The predicted output of YOLO P is a two-dimensional tensor, whose shape is [batch,7 ×7 ×30]. Using slicing, P[:,0:7×7×20] is the category probability, P[:,7×7×20:7×7×(20+2)] is the confidence, and P[:,7×7×(20+2)]:] is the predicted result of the bounding box.

The YOLO network architecture.

### Image feature vector extraction with ResNet

After the images go through YOLO, they need to be converted into vectors for the system to process. This article adopts the residual neural network (ResNet) model to extract feature vectors from an extensive product image library and user uploaded photos. ResNet is limited because as the depth of a learning network increases, the accuracy of the network decreases. The image below depicts ResNet running the VGG19 model (a variant of the VGG model) modified to include a residual unit through the short circuit mechanism. VGG was proposed in 2014 and includes just 14 layers, while ResNet came out a year later and can have up to 152.

The ResNet structure.

The ResNet structure is easy to modify and scale.

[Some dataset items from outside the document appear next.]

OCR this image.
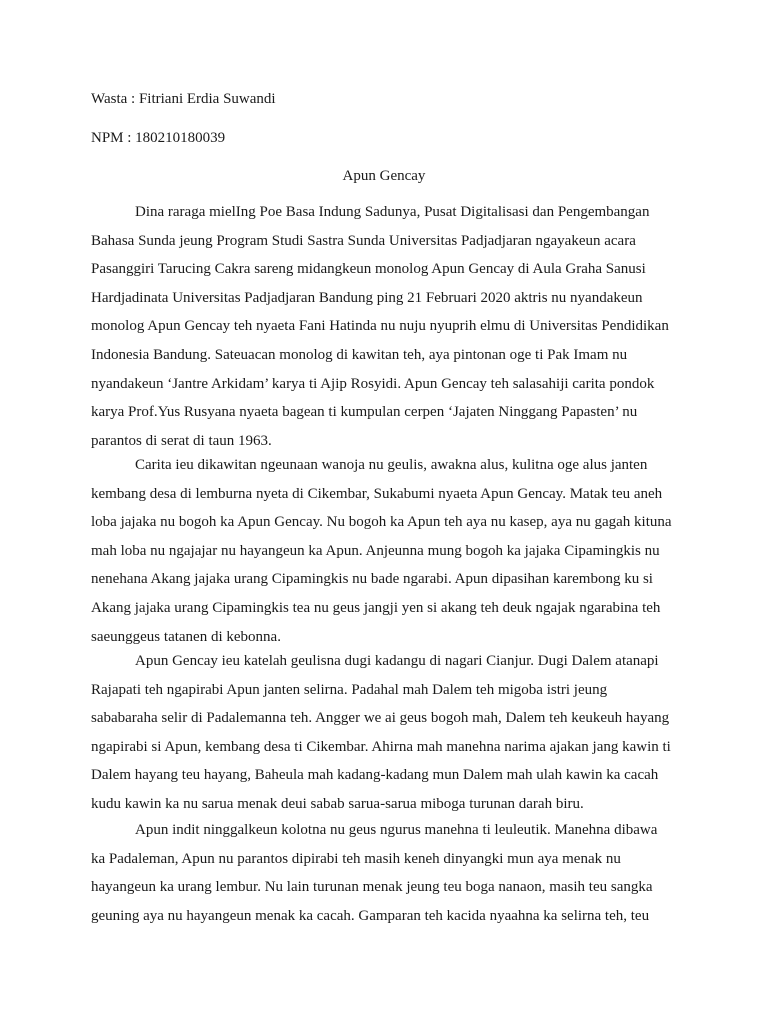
Wasta : Fitriani Erdia Suwandi
NPM : 180210180039
Apun Gencay
Dina raraga mielIng Poe Basa Indung Sadunya, Pusat Digitalisasi dan Pengembangan
Bahasa Sunda jeung Program Studi Sastra Sunda Universitas Padjadjaran ngayakeun acara
Pasanggiri Tarucing Cakra sareng midangkeun monolog Apun Gencay di Aula Graha Sanusi
Hardjadinata Universitas Padjadjaran Bandung ping 21 Februari 2020 aktris nu nyandakeun
monolog Apun Gencay teh nyaeta Fani Hatinda nu nuju nyuprih elmu di Universitas Pendidikan
Indonesia Bandung. Sateuacan monolog di kawitan teh, aya pintonan oge ti Pak Imam nu
nyandakeun ‘Jantre Arkidam’ karya ti Ajip Rosyidi. Apun Gencay teh salasahiji carita pondok
karya Prof.Yus Rusyana nyaeta bagean ti kumpulan cerpen ‘Jajaten Ninggang Papasten’ nu
parantos di serat di taun 1963.
Carita ieu dikawitan ngeunaan wanoja nu geulis, awakna alus, kulitna oge alus janten
kembang desa di lemburna nyeta di Cikembar, Sukabumi nyaeta Apun Gencay. Matak teu aneh
loba jajaka nu bogoh ka Apun Gencay. Nu bogoh ka Apun teh aya nu kasep, aya nu gagah kituna
mah loba nu ngajajar nu hayangeun ka Apun. Anjeunna mung bogoh ka jajaka Cipamingkis nu
nenehana Akang jajaka urang Cipamingkis nu bade ngarabi. Apun dipasihan karembong ku si
Akang jajaka urang Cipamingkis tea nu geus jangji yen si akang teh deuk ngajak ngarabina teh
saeunggeus tatanen di kebonna.
Apun Gencay ieu katelah geulisna dugi kadangu di nagari Cianjur. Dugi Dalem atanapi
Rajapati teh ngapirabi Apun janten selirna. Padahal mah Dalem teh migoba istri jeung
sababaraha selir di Padalemanna teh. Angger we ai geus bogoh mah, Dalem teh keukeuh hayang
ngapirabi si Apun, kembang desa ti Cikembar. Ahirna mah manehna narima ajakan jang kawin ti
Dalem hayang teu hayang, Baheula mah kadang-kadang mun Dalem mah ulah kawin ka cacah
kudu kawin ka nu sarua menak deui sabab sarua-sarua miboga turunan darah biru.
Apun indit ninggalkeun kolotna nu geus ngurus manehna ti leuleutik. Manehna dibawa
ka Padaleman, Apun nu parantos dipirabi teh masih keneh dinyangki mun aya menak nu
hayangeun ka urang lembur. Nu lain turunan menak jeung teu boga nanaon, masih teu sangka
geuning aya nu hayangeun menak ka cacah. Gamparan teh kacida nyaahna ka selirna teh, teu
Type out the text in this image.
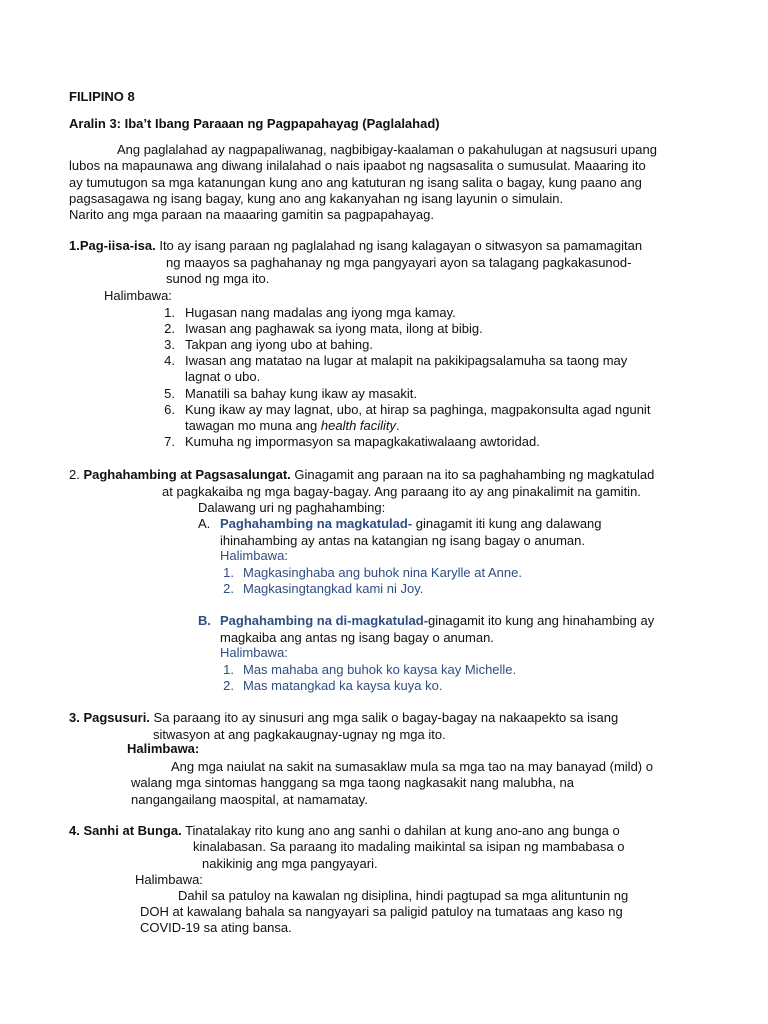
FILIPINO 8
Aralin 3: Iba’t Ibang Paraaan ng Pagpapahayag (Paglalahad)
Ang paglalahad ay nagpapaliwanag, nagbibigay-kaalaman o pakahulugan at nagsusuri upang
lubos na mapaunawa ang diwang inilalahad o nais ipaabot ng nagsasalita o sumusulat. Maaaring ito
ay tumutugon sa mga katanungan kung ano ang katuturan ng isang salita o bagay, kung paano ang
pagsasagawa ng isang bagay, kung ano ang kakanyahan ng isang layunin o simulain.
Narito ang mga paraan na maaaring gamitin sa pagpapahayag.
1.Pag-iisa-isa. Ito ay isang paraan ng paglalahad ng isang kalagayan o sitwasyon sa pamamagitan
ng maayos sa paghahanay ng mga pangyayari ayon sa talagang pagkakasunod-
sunod ng mga ito.
Halimbawa:
1. Hugasan nang madalas ang iyong mga kamay.
2. Iwasan ang paghawak sa iyong mata, ilong at bibig.
3. Takpan ang iyong ubo at bahing.
4. Iwasan ang matatao na lugar at malapit na pakikipagsalamuha sa taong may
lagnat o ubo.
5. Manatili sa bahay kung ikaw ay masakit.
6. Kung ikaw ay may lagnat, ubo, at hirap sa paghinga, magpakonsulta agad ngunit
tawagan mo muna ang health facility.
7. Kumuha ng impormasyon sa mapagkakatiwalaang awtoridad.
2. Paghahambing at Pagsasalungat. Ginagamit ang paraan na ito sa paghahambing ng magkatulad
at pagkakaiba ng mga bagay-bagay. Ang paraang ito ay ang pinakalimit na gamitin.
Dalawang uri ng paghahambing:
A. Paghahambing na magkatulad- ginagamit iti kung ang dalawang
ihinahambing ay antas na katangian ng isang bagay o anuman.
Halimbawa:
1. Magkasinghaba ang buhok nina Karylle at Anne.
2. Magkasingtangkad kami ni Joy.
B. Paghahambing na di-magkatulad-ginagamit ito kung ang hinahambing ay
magkaiba ang antas ng isang bagay o anuman.
Halimbawa:
1. Mas mahaba ang buhok ko kaysa kay Michelle.
2. Mas matangkad ka kaysa kuya ko.
3. Pagsusuri. Sa paraang ito ay sinusuri ang mga salik o bagay-bagay na nakaapekto sa isang
sitwasyon at ang pagkakaugnay-ugnay ng mga ito.
Halimbawa:
Ang mga naiulat na sakit na sumasaklaw mula sa mga tao na may banayad (mild) o
walang mga sintomas hanggang sa mga taong nagkasakit nang malubha, na
nangangailang maospital, at namamatay.
4. Sanhi at Bunga. Tinatalakay rito kung ano ang sanhi o dahilan at kung ano-ano ang bunga o
kinalabasan. Sa paraang ito madaling maikintal sa isipan ng mambabasa o
nakikinig ang mga pangyayari.
Halimbawa:
Dahil sa patuloy na kawalan ng disiplina, hindi pagtupad sa mga alituntunin ng
DOH at kawalang bahala sa nangyayari sa paligid patuloy na tumataas ang kaso ng
COVID-19 sa ating bansa.
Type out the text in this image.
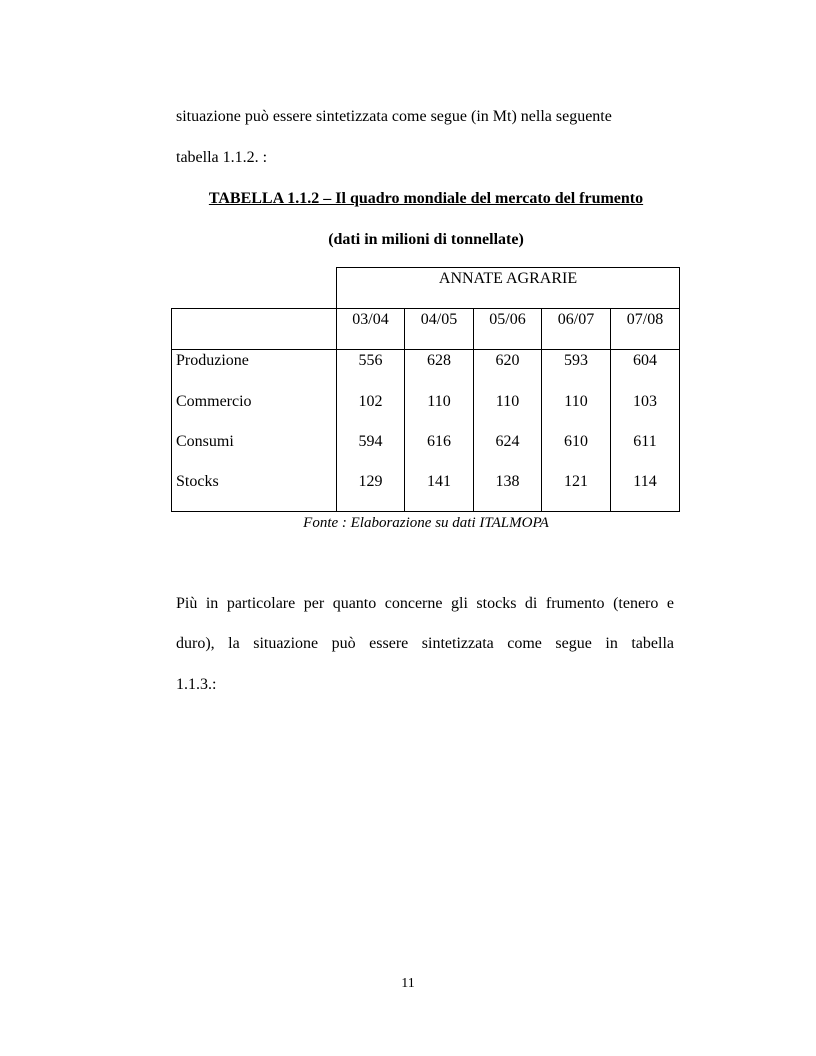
situazione può essere sintetizzata come segue (in Mt) nella seguente
tabella 1.1.2. :
TABELLA 1.1.2 – Il quadro mondiale del mercato del frumento
(dati in milioni di tonnellate)
ANNATE AGRARIE
03/04	04/05	05/06	06/07	07/08
Produzione	556	628	620	593	604
Commercio	102	110	110	110	103
Consumi	594	616	624	610	611
Stocks	129	141	138	121	114
Fonte : Elaborazione su dati ITALMOPA
Più in particolare per quanto concerne gli stocks di frumento (tenero e
duro), la situazione può essere sintetizzata come segue in tabella
1.1.3.:
11
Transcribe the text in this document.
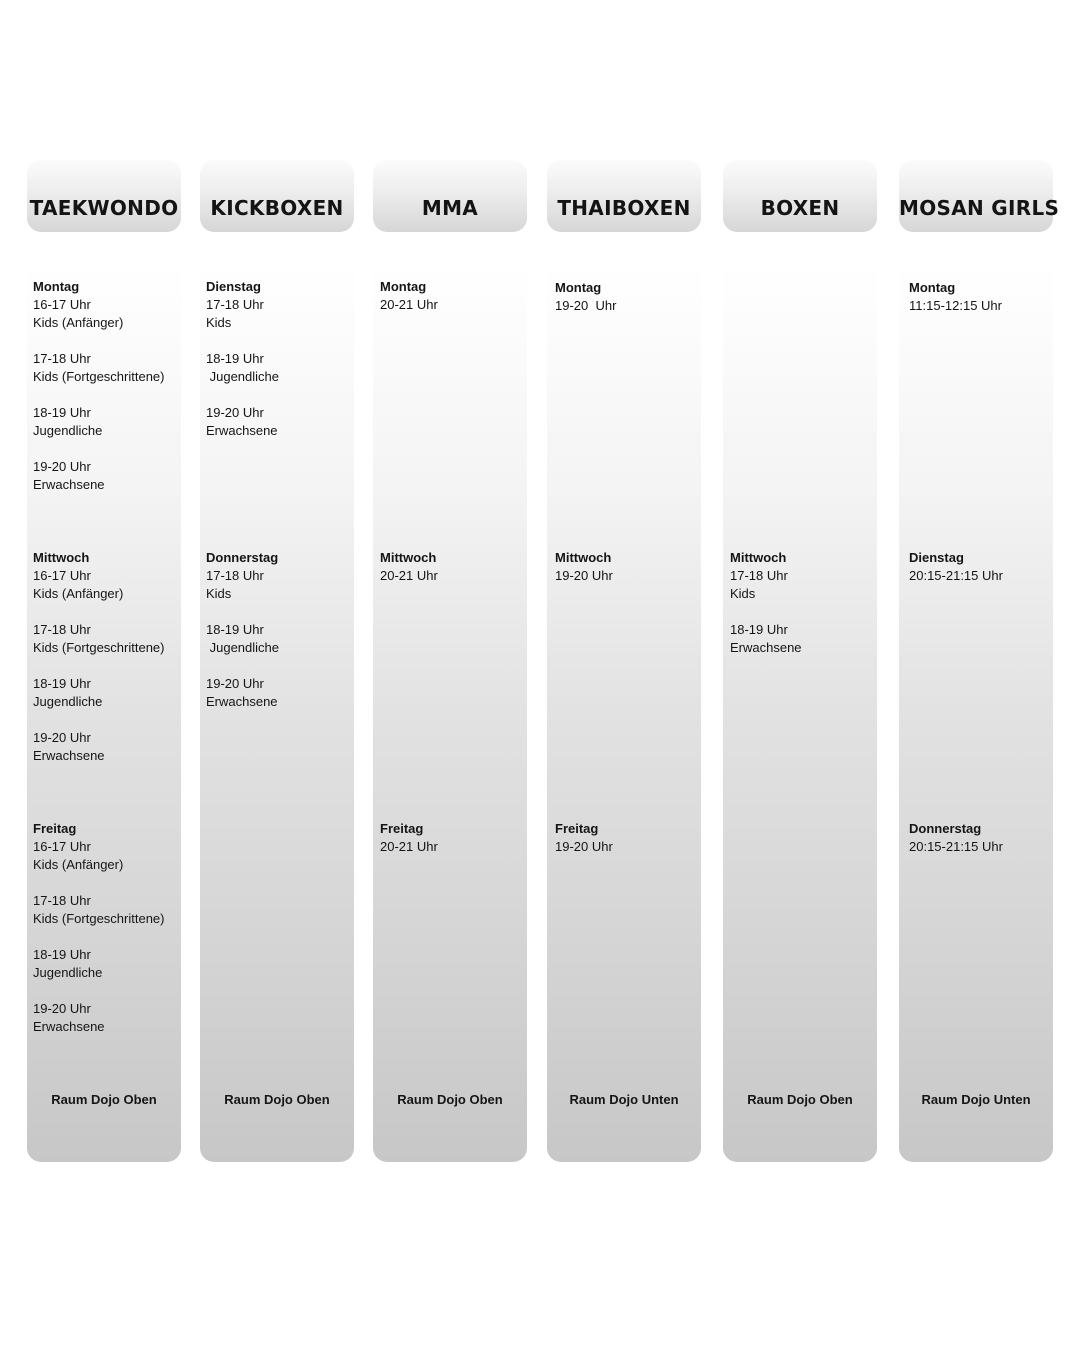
TAEKWONDO
Montag
16-17 Uhr
Kids (Anfänger)
17-18 Uhr
Kids (Fortgeschrittene)
18-19 Uhr
Jugendliche
19-20 Uhr
Erwachsene
Mittwoch
16-17 Uhr
Kids (Anfänger)
17-18 Uhr
Kids (Fortgeschrittene)
18-19 Uhr
Jugendliche
19-20 Uhr
Erwachsene
Freitag
16-17 Uhr
Kids (Anfänger)
17-18 Uhr
Kids (Fortgeschrittene)
18-19 Uhr
Jugendliche
19-20 Uhr
Erwachsene
Raum Dojo Oben
KICKBOXEN
Dienstag
17-18 Uhr
Kids
18-19 Uhr
Jugendliche
19-20 Uhr
Erwachsene
Donnerstag
17-18 Uhr
Kids
18-19 Uhr
Jugendliche
19-20 Uhr
Erwachsene
Raum Dojo Oben
MMA
Montag
20-21 Uhr
Mittwoch
20-21 Uhr
Freitag
20-21 Uhr
Raum Dojo Oben
THAIBOXEN
Montag
19-20  Uhr
Mittwoch
19-20 Uhr
Freitag
19-20 Uhr
Raum Dojo Unten
BOXEN
Mittwoch
17-18 Uhr
Kids
18-19 Uhr
Erwachsene
Raum Dojo Oben
MOSAN GIRLS
Montag
11:15-12:15 Uhr
Dienstag
20:15-21:15 Uhr
Donnerstag
20:15-21:15 Uhr
Raum Dojo Unten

By changing the number of channels in the block and the number of stacked blocks, the width and depth of the network can be easily adjusted to obtain networks with different expressive capabilities. This effectively solves the network degeneration effect, where accuracy declines as the depth of learning increases. With sufficient training data, a model with improving expressive performance can be obtained while gradually deepening the network. Through model training, features are extracted for each picture and converted to 256-dimensional floating point vectors.